Black businesses shorted on stimulus contracts

by Aaron Glantz

Richard-Copeland-owner-Thor-Construction-past-pres.-NAMC, Black businesses shorted on stimulus contracts, News & Views Since President Barack Obama signed his stimulus package into law in February, the U.S. Department of Transportation has handed out more than $150 million in contracts to companies for street, highway and bridge construction.

New statistics released this week by the Transportation Equity Network (TEN) show that from that pot of money not a single dollar had been allocated to any African-American owned business.

“Stunning,” is how TEN’s media director Stephen Boykewich described his organization’s findings.

“What we’re seeing all over the country is that in spite of stated language in the stimulus bill that this was supposed to go to disadvantaged communities hit hardest by the recession, those communities are having incredible difficulty gaining access to those funds.”

TEN, a 22-state network of more than 300 community organizations fighting for an equity-based national transportation system, crunched numbers publicly available on-line at the website of the government’s federal Procurement Data System (www.fpds.gov) in making their findings.

The federal Department of Transportation had so far given out $163.8 million in direct contracts, they found, and of that only $16.8 million, or about 10 percent, had gone to all minority-owned businesses; $4.7 million, or about 3 percent, had gone Hispanic-owned businesses. Not a single Black-owned firm had received a contract from the DOT.

In Washington, a DOT spokesman refused to comment for attribution for this story and wasn’t able to offer an explanation of the statistics assembled by the Transportation Equity Network.

He added that the DOT’s Disadvantaged Business Enterprise (DBE) program doubled in size over the last year, and he forwarded a press release stating the agency “has participated in many national events” and organized “workshops, presentations and DBE Days” to increase the amount of minority contracting.

Transportation Secretary Roy LaHood also sent a letter to every governor in the country Dec. 7 urging them to “take advantage of existing equal opportunity programs and resources and to create innovative strategies to provide opportunities for the under-represented” with transportation infrastructure dollars they administer under the $787 billion American Recovery and Reinvestment Act.

Richard Copeland, the African-American owner of Thor Construction in Minneapolis, says those efforts haven’t been successful because LaHood is only offering suggestions and not enforcement.

“You’ve got to put teeth in it and be willing to withhold the stimulus money if it’s not being enforced,” he said. “Unless you mandate and enforce it, it’s not going to work.

“It’s asking for voluntary participation and voluntary cooperation, and power is not conceded using those types of methods,” he said. “You’ve got to mandate that money goes into communities of color and then follow up.”

Copeland, who is the immediate past president of the National Association of Minority Contractors in Washington, D.C., said the small number of minority firms receiving stimulus contracts is a partial cause of the Depression-like unemployment levels that now plague the African-American and Latino communities.

In November, the Labor Department reported the seasonally adjusted unemployment rate of 15.6 percent for Blacks and 12.7 for Hispanics.
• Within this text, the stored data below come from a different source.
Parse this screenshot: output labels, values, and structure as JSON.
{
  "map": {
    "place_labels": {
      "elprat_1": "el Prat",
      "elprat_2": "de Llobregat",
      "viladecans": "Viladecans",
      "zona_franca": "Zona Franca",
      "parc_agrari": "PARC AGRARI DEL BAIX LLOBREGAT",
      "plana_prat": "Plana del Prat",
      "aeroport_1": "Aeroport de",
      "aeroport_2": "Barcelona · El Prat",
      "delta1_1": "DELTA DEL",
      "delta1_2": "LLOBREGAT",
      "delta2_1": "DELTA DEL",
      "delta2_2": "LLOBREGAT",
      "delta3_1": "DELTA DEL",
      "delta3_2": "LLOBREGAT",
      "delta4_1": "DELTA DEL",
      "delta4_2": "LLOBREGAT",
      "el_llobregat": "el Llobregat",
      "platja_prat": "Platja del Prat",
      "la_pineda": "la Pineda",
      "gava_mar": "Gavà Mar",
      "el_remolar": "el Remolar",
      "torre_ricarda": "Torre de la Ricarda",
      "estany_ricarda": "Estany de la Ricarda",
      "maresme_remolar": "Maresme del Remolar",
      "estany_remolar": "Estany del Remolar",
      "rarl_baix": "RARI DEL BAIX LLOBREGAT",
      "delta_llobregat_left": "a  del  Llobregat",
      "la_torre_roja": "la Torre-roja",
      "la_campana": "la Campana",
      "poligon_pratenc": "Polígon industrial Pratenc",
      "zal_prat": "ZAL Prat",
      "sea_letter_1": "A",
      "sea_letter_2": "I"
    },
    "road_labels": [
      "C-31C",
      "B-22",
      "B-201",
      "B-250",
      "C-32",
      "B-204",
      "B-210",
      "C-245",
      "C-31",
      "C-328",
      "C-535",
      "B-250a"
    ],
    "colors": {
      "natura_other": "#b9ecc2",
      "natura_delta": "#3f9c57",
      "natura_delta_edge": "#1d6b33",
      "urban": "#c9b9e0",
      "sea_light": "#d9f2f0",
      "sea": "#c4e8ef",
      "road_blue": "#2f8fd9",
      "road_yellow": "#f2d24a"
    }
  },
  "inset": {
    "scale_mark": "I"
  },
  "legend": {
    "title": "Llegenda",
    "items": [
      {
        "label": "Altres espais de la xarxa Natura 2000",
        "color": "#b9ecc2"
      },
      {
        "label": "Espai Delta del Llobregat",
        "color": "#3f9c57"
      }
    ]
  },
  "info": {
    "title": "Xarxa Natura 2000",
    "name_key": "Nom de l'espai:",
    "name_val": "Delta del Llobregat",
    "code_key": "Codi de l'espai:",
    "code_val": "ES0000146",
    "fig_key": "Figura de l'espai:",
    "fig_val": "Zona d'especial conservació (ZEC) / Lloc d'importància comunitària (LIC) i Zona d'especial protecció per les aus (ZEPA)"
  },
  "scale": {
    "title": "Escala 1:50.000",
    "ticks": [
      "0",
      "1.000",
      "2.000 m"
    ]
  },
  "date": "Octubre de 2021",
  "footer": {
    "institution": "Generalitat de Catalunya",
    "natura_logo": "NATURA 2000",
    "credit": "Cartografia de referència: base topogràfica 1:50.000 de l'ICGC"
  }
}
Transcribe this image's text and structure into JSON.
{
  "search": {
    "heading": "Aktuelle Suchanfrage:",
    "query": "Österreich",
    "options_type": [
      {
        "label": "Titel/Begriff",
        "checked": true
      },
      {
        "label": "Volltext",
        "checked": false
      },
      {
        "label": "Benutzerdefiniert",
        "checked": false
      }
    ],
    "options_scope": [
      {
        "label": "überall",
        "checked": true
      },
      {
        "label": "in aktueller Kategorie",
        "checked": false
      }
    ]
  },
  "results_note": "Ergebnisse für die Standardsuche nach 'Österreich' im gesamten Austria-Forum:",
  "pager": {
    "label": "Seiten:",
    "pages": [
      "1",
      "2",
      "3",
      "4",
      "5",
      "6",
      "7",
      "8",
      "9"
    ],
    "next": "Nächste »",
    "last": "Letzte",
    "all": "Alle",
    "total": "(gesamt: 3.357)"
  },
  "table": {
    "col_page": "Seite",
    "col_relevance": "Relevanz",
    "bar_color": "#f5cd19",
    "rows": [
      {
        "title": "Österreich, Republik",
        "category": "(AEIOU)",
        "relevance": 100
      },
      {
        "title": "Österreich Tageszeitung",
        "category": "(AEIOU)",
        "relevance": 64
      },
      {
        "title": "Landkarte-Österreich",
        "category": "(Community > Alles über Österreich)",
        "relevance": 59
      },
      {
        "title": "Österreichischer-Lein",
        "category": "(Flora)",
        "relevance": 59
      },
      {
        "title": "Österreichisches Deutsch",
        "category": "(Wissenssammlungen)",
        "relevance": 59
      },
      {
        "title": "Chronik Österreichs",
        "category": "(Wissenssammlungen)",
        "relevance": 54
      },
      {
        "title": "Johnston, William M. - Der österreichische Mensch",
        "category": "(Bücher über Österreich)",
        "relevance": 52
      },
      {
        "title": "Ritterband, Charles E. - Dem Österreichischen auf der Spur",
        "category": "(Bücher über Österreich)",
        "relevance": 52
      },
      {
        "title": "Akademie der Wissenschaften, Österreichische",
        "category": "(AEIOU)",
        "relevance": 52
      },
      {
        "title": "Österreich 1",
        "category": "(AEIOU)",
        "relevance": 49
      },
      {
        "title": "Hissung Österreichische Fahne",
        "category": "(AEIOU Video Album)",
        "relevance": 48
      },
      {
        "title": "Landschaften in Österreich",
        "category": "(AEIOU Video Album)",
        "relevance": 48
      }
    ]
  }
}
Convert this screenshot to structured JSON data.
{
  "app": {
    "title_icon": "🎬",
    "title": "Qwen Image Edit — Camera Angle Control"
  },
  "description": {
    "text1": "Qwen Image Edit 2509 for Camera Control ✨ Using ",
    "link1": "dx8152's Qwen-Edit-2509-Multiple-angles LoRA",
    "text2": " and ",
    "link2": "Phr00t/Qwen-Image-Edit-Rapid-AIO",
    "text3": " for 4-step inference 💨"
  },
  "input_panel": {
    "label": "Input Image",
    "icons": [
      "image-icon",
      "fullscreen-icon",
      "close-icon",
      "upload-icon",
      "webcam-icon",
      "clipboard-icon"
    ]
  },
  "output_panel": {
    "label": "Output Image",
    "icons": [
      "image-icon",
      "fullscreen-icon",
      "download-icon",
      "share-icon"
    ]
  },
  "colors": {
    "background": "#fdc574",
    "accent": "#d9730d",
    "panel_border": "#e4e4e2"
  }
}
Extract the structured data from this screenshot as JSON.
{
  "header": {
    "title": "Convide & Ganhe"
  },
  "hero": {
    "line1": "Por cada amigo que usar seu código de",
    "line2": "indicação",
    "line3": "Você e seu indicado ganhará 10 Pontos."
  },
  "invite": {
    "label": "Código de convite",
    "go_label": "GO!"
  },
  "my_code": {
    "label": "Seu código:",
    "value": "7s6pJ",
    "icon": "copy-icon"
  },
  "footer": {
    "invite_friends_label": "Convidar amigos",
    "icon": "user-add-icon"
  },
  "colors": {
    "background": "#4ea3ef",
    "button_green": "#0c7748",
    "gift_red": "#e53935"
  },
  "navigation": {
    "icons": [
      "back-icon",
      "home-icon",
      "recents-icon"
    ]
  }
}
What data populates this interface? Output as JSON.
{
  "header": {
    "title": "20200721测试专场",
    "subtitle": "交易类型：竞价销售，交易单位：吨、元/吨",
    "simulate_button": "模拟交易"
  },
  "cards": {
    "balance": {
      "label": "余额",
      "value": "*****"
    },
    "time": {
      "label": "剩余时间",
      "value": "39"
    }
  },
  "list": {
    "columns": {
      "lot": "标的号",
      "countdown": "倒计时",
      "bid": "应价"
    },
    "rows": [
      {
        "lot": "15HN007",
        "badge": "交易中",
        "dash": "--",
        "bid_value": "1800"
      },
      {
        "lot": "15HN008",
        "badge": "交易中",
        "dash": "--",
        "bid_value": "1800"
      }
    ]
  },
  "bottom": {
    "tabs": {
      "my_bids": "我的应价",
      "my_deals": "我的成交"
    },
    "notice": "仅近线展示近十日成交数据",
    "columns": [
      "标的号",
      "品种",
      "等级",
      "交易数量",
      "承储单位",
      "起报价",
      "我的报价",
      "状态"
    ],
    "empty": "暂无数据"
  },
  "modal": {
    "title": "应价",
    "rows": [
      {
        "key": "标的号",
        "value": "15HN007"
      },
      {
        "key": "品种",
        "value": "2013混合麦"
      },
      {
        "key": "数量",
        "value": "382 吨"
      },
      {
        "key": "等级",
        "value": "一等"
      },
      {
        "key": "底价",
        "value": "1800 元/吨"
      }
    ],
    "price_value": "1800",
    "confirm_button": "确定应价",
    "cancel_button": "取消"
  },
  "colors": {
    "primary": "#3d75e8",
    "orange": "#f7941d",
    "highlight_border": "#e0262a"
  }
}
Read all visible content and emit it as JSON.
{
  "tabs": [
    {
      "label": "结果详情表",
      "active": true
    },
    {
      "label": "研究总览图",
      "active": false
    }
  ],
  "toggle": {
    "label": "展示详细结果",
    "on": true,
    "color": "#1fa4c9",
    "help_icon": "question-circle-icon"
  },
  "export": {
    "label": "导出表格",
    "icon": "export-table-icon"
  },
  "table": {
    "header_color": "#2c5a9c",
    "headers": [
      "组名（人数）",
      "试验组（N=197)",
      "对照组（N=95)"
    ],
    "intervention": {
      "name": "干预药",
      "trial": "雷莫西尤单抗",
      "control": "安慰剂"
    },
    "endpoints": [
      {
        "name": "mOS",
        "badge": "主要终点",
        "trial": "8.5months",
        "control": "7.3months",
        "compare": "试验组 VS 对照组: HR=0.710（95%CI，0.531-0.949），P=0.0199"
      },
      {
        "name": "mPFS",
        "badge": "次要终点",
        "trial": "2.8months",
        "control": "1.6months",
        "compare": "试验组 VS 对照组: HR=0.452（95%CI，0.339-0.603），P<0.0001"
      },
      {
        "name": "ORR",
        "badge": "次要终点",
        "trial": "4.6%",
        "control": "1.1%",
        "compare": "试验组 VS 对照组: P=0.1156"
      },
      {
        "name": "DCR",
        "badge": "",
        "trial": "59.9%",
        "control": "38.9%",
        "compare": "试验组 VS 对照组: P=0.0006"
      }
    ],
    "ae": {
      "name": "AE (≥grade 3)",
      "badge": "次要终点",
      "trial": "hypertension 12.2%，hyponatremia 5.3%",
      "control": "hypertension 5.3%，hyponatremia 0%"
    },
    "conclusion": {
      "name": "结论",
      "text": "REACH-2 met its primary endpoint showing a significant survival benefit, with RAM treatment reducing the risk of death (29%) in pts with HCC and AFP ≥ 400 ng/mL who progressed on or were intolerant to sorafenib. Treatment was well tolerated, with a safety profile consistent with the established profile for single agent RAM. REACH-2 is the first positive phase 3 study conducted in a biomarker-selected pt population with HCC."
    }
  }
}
It is 9.3 percent for whites.

“We know that 60 percent of the employees of minority firms are people of color,” Copeland said, “so if none of us get contracts, people in our communities won’t get jobs.”

The Transportation Equity Network believes the best way to solve this problem is to create a 30 percent set-aside of work hours for disadvantaged workers as part of any new jobs bill that passes the House in the coming month, as well as stronger accountability and transparency in tracking the use of all federal funds for economic stimulus and job creation.

In the meantime, the Boykewich, pointed to Missouri as a state where significant progress is being made.

Missouri’s Department of Transportation recently agreed that low-income construction apprentices would make up 30 percent of the work force on a $500 million highway project that was just completed. Working with trade unions and community groups, the department also agreed to use $2.5 million of the project’s federal funding to train low-income residents in construction work.

“And the best part was the project came in on time and under budget,” Boykewich said.

Boykewich said he’s cautiously optimistic after seeing LaHood’s letters to the governors. The Obama administration is moving in the right direction, he said, even if communities of color have yet to see any results.